Mar 26, 2009 02:51
Life is slightly more melancholy here in NY. Co-habitation, well, some days it's awesome, other days, it sucks ass. Like tonight... I'm usually in bed around this time, tossing and turning, staring at the ceiling and wondering if I'm ever going to not get the creepy feeling like I'm being watched, but no. Tonight I am out on the couch. Why? Because I'm a bitch and I'm not tired, so I don't feel like pretending to sleep while my boyfriend either snuggles, snores or sleeps. I'm not tired, I don't fucking want to go to bed. What else that sucks is having a part-time job, because, since he's a grad student and he does 16 hours of work a day, my 16 hours a week job can't be considered a job.

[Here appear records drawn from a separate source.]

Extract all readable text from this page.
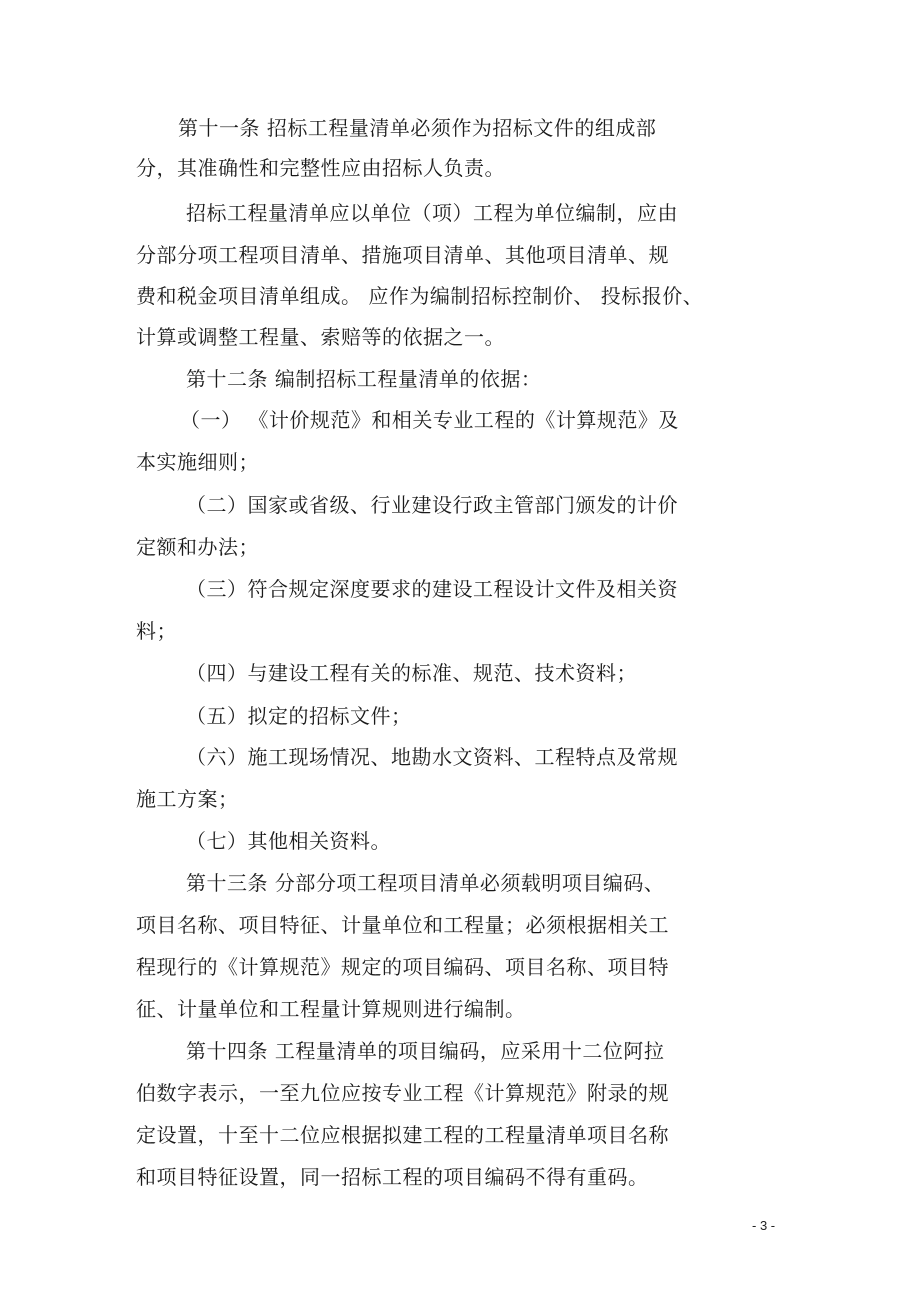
第十一条 招标工程量清单必须作为招标文件的组成部
分，其准确性和完整性应由招标人负责。
招标工程量清单应以单位（项）工程为单位编制，应由
分部分项工程项目清单、措施项目清单、其他项目清单、规
费和税金项目清单组成。 应作为编制招标控制价、 投标报价、
计算或调整工程量、索赔等的依据之一。
第十二条 编制招标工程量清单的依据：
（一） 《计价规范》和相关专业工程的《计算规范》及
本实施细则；
（二）国家或省级、行业建设行政主管部门颁发的计价
定额和办法；
（三）符合规定深度要求的建设工程设计文件及相关资
料；
（四）与建设工程有关的标准、规范、技术资料；
（五）拟定的招标文件；
（六）施工现场情况、地勘水文资料、工程特点及常规
施工方案；
（七）其他相关资料。
第十三条 分部分项工程项目清单必须载明项目编码、
项目名称、项目特征、计量单位和工程量；必须根据相关工
程现行的《计算规范》规定的项目编码、项目名称、项目特
征、计量单位和工程量计算规则进行编制。
第十四条 工程量清单的项目编码，应采用十二位阿拉
伯数字表示，一至九位应按专业工程《计算规范》附录的规
定设置，十至十二位应根据拟建工程的工程量清单项目名称
和项目特征设置，同一招标工程的项目编码不得有重码。
- 3 -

No, I moved in with the condition that I had to get a job, well I got one, and until I got one, I would do all of the chores (cooking, cleaning, laundry, etc) like this is the circa 1950s. Well I have a job and I'm still getting treated like June-fucking-Cleaver. I'm sick of it. So what do I do? Anyone who really knows me knows what I did. I bitched, I complained that it wasn't fair. And then he got mad because all I do it bitch. Well all he ever wants me to do is the fucking chores anymore!
I am NOT his fucking maid. I am not his mom! I am not going to clean up every little thing and pretend that it's my duty. FUCK that. That is why I am a feminist and that is why I am sleeping on the couch!